Frédéric Couchet : D’accord. Avant de repasser la parole à Catherine Dufour, j’ai une petite question collective. Catherine, dans son introduction, a parlé des années 40/50 jusqu’aux années 70 on va dire, mais dans les années 80 il y a eu un moment important c’est l’arrivée des ordinateurs personnels. Est-ce que l’arrivée des ordinateurs personnels a aggravé la situation dans le sens où ils ont peut-être été plus donnés à des garçons qu’à des filles ou, au contraire, est-ce que ça n’a joué aucun rôle ? C’est une question ouverte. Je redonne la parole à Catherine Dufour.
Catherine Dufour : Je n’aurai pas de réponse. Je dirais que très probablement, de toute façon, on a plus tendance à offrir des petits ordinateurs aux garçons et puis des petites machines à repasser aux filles, mais c’est juste du feeling. Il n’y a pas de données chiffrées là-dessus.

Pour reprendre, ce qu’a dit Katia est très important, c’est qu’il ne s’agit pas uniquement de plafond de verre. Un plafond de verre, vous montez en même temps que les hommes et à un moment pouf ! vous arrêtez, eux continuent. C’est ce qu’on appelle le couloir de verre. Là je voulais vous raconter une petite anecdote : une fois je suis intervenue dans une grosse société où il y avait une espèce de raout « féminisme et diversité ». C’est-à-dire qu’en gros on met dans une salle les femmes, les Noirs et les handicapés et on fait une grande conférence pour parler de ces soucis-là et à quel point la société essaye, justement, de détruire les inégalités. L’introduction a été faite par monsieur le PDG et puis il y a eu une petite allocution de monsieur le directeur financier et après ils nous ont dit : « Ce n’est pas tout ça, mais nous on a conseil d’administration, on va vous laisser discuter entre vous » [prononcé avec une voix mielleuse, NdT]. Ces messieurs sont allés exercer leurs fonctions régaliennes en nous laissant entre femmes, c’est-à-dire la responsable de la communication, la responsable des ressources humaines, c’est-à-dire, comme disait effectivement Katia, toutes les fonctions un petit peu molles, un petit peu dans le social, mais qui ne ont pas le nerf de la guerre, qui ne sont pas les vraies décisionnaires. Et à ce moment-là à la pause, en discutant avec les jeunes filles et les moins jeunes qui travaillaient dans cette société, j’ai compris que ce n’est pas tellement qu’on les empêchait de monter, c’est que dès le départ on les met dans un couloir de verre qui les emmènera, de toute façon, vers les fonctions molles où on est facilement remplaçable et où on ne prend pas les décisions importantes. Les hommes gardent en attribution, je dirais, le cœur du métier et le nerf de la guerre.

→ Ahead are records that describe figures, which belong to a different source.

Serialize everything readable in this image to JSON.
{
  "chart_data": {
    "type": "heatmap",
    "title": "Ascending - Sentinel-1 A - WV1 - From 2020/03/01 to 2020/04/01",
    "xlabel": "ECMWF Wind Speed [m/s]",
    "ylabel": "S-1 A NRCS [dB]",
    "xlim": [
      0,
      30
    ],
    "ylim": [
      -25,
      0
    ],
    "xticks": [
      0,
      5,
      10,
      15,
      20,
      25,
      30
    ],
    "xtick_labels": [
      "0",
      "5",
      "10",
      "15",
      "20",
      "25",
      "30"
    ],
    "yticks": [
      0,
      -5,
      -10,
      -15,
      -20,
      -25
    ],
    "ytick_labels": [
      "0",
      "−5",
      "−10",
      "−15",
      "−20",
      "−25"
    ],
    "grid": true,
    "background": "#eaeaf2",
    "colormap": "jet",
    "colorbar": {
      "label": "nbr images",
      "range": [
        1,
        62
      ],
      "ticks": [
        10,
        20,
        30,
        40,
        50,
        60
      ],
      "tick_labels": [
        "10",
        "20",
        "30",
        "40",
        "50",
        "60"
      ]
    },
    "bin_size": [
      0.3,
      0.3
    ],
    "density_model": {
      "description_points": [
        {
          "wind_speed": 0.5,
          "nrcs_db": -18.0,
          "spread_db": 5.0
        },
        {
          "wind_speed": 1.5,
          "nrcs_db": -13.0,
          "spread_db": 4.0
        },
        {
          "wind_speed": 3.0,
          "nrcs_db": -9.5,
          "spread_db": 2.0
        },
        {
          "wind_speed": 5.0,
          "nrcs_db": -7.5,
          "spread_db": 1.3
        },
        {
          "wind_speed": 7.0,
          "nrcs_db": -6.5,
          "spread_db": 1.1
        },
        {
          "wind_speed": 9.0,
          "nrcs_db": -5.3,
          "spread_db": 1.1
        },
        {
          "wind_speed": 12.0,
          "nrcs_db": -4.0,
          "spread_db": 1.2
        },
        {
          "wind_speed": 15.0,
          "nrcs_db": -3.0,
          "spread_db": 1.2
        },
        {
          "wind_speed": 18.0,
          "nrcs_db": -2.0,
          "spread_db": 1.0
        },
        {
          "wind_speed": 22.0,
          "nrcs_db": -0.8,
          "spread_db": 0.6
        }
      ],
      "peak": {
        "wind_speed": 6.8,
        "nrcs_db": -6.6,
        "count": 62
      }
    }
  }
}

On ne raisonne plus forcément maintenant en fonction de plafond de verre mais en fonction de couloir de verre et c’est très bien fléché depuis le début de la carrière. Donc je félicite Katia pour avoir résisté à la pression de prendre ce couloir.
Frédéric Couchet : Avant de redonner la parole à Katia, sur le métier de développeuse, j’insiste : écoutez le podcast de l’émission avec Katia et Emmanuel Raviart où ils ont expliqué qu’on pouvait être développeur et développeuse de logiciels, en l’occurrence de logiciels libres, pendant des années et des années, que devenir chef de projet ou faire du marketing ce n’est pas la voie absolue ; je vous encourage vraiment à l’écouter. Je voulais juste savoir, par rapport à ma question sur les ordinateurs personnels des années 80, est-ce que Katia ou Caroline vous avez un commentaire là-dessus ou, pareil, vous n’avez pas de réponse ? Katia.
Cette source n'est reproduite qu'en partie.